We have no idea why Florence died — and nor does the vet — although we know that rabbits are prone to sudden deaths. But what we do know is that she had a very happy five years of life, with companionship in the shape of Edna and as rabbit-friendly a home and garden as you could imagine.

She's now buried beneath one of the apple trees under which she loved to stretch out — and Edna is about to get a rescue rabbit as a new companion; and it is almost certainly going to be a rabbit which has been neglected by its previous owners.

It never ceases to amaze me the casual way in which so many people take on pets, with far too many innocent creatures being abandoned once the novelty has worn off — or being bought on a whim because they happen to be fashionable and, worse, conform to a desired "look".

This week saw the climax of the annual Crufts dog show. And while it remains largely a showcase for dedicated and responsible breeders and their animals, over recent years it has attracted controversy.

German shepherds overbred to the point of spinal deformity have caused outcries from animal welfare campaigners; and this year daschunds are under the spotlight, with some breeders being criticised for breeding the dogs too long and too low, which might look endearing but which causes severe mobility problems for many of them.

Messing with genetics and biology just isn't on when it comes to breeding pets. I can't bear to see fashionable breeds with overly-squashed noses struggling to breathe normally, unable to run and exercise. Or pitiful creatures with bulging eyes because they've been bred to look like the film characters Gremlins, as we saw with one breed at Crufts this year — the Japanese Chin, which, say vets, are prone to injuries because of this over-breeding.

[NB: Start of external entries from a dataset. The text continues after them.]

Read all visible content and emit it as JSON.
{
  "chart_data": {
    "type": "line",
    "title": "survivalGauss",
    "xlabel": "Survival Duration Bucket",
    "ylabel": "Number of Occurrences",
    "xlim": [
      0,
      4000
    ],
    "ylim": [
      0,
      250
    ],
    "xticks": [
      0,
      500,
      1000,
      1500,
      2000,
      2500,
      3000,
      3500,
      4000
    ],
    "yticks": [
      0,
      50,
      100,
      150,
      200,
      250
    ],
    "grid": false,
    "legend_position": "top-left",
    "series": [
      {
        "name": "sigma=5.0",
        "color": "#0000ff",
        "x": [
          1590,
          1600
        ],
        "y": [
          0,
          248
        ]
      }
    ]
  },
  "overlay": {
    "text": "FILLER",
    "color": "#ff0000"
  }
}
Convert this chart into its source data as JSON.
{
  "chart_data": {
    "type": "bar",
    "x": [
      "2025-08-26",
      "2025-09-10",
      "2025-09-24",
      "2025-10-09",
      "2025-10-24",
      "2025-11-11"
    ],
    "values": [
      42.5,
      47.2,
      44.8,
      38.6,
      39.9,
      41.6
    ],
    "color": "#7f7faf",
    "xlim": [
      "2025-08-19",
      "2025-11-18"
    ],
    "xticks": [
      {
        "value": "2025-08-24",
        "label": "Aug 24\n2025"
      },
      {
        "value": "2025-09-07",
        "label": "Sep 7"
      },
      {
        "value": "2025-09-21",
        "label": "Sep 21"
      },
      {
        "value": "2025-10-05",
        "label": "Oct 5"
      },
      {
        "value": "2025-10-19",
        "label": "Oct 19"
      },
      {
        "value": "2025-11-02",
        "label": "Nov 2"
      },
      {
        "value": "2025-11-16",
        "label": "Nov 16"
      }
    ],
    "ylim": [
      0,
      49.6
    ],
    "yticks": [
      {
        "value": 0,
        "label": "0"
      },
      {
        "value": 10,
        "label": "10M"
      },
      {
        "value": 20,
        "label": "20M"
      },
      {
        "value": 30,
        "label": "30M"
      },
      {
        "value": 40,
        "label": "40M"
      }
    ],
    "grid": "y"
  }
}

As a nation of animal lovers, thankfully those who neglect, abandon or cruelly over-breed pets remain very much in the minority. Your average pet owner like myself loves their creatures, be they mongrels and moggies or pedigree perfection. And the animal charities and sanctuaries do sterling work in caring for and rehoming those most in need of our help.

But producing overbred, deformed creatures who will be plagued by health problems — all to meet the demands of owners in search of novelty and cuteness — is a practice that needs stamping out. Our animals deserve better.